The result is a tightly-wound plot that cranks up more tension at every turn. The fraught interactions between Evelyn and Martine open up the traumas and sins of Evelyn’s past and cast an unforgiving spotlight on the man she married. It became so easy to hate Nathan, even as I acknowledged the tiniest kernel of pity for him (imagine being married to Evelyn. Woah). However, there’s no forgiving his choices, which are unspeakable. It’s much easier to first pity and then admire Martine, Evelyn’s clone.
Martine is an imperfect mirror and the perfect foil: even Evelyn can’t blame her for having been made – or how Nathan made her. And as it becomes clear exactly what conditioning he subjected her to, it’s hard not to rage against him. The perfect wife is eager to please. The perfect wife is never idle. The perfect wife is always there when you need her. If alarm bells are ringing about abusive and controlling relationships, they should be. But in this case, the perfect wife is also Evelyn’s clone. She’s clever and inquisitive and quietly determined. Both her creation and her survival beyond a few days are entirely illegal. There can, after all, only be one. Would you trust her?
As the plot unspooled, I was fascinated to see where Gailey would take it next and – like the excellent champagne potatoes – found a wild glee in its progression as the women are given ever more reasons to turn on one another. At the same time, Gailey asks questions that push into the sharply personal: who would notice if you were replaced by a doppelganger? Who truly sees you, knows your most revealing quirks and flaws? Would they accept you as you are if they had a chance at a version of you with the cracks smoothed over, the sharp edges softened? Could you hurt someone who looked like you? What if – in spite of the mirror – they didn’t see you as human?

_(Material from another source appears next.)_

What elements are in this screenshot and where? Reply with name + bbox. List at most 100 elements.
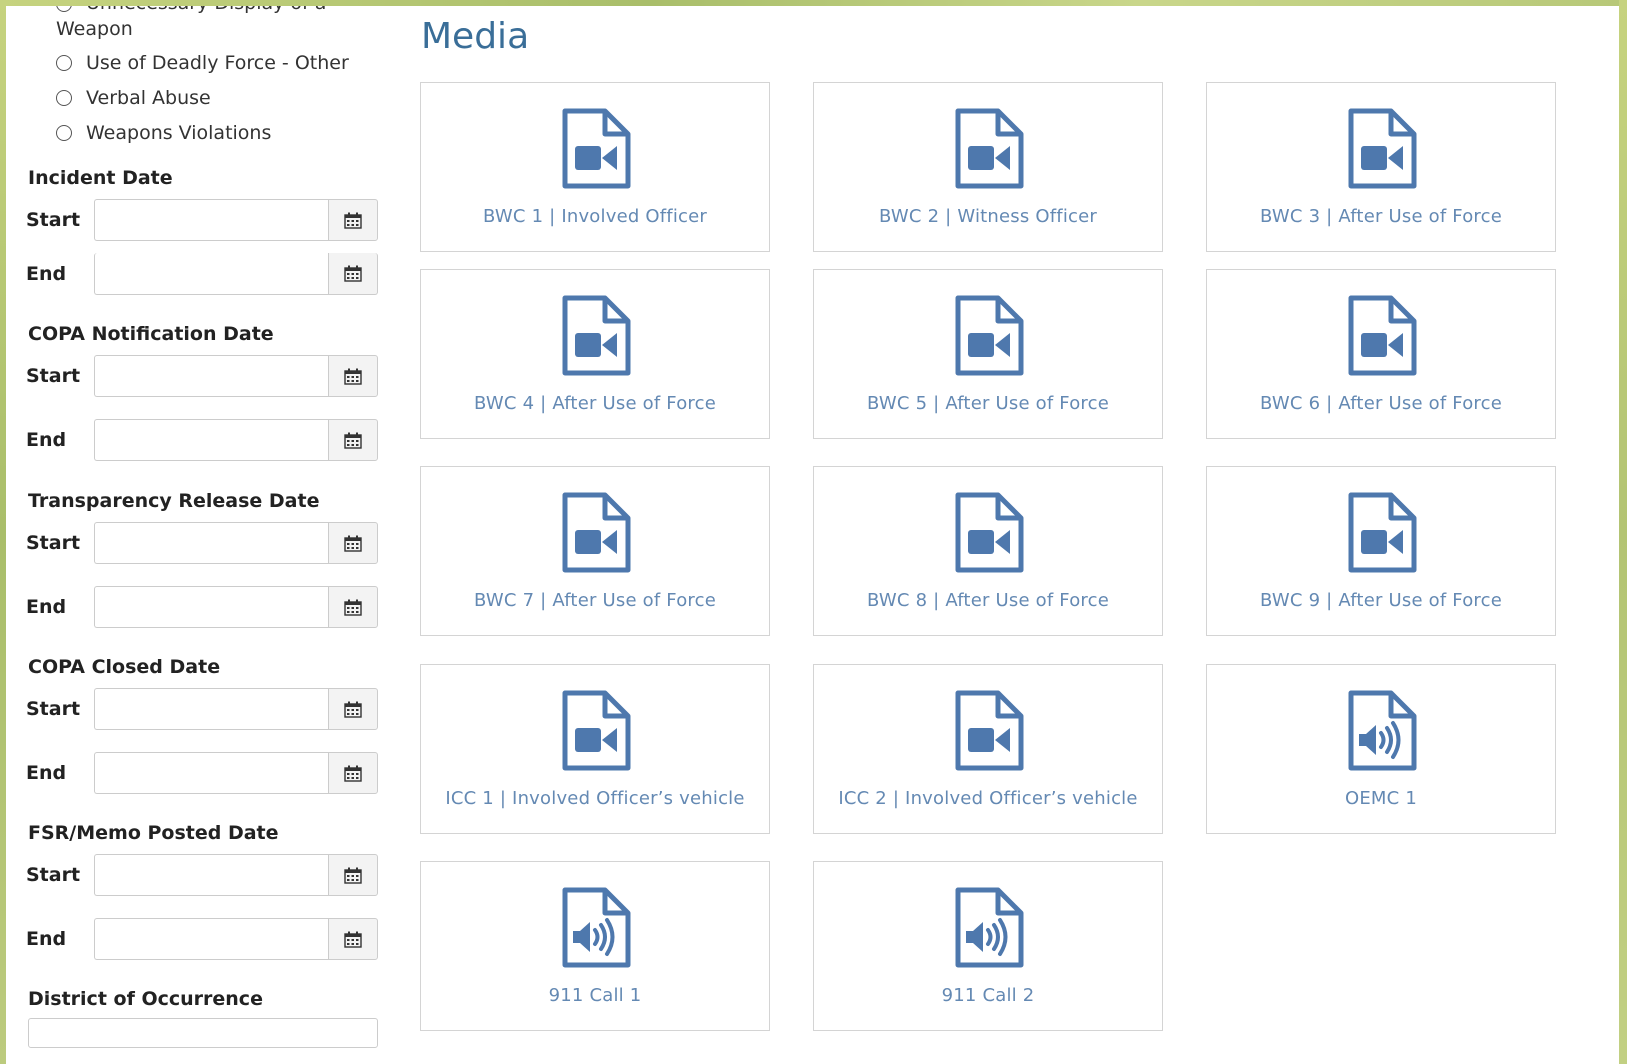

I loved this book. I already want to read it again. I want to see it on screen (good news: it has been optioned by exactly the right production company to do it justice). Expect unlikeable characters and compelling drama, unethical nightmares and the insidious realisation that we were all conditioned, one way or another.
I can’t wait to see what horrible idea Sarah Gailey is brewing up to unleash on us next.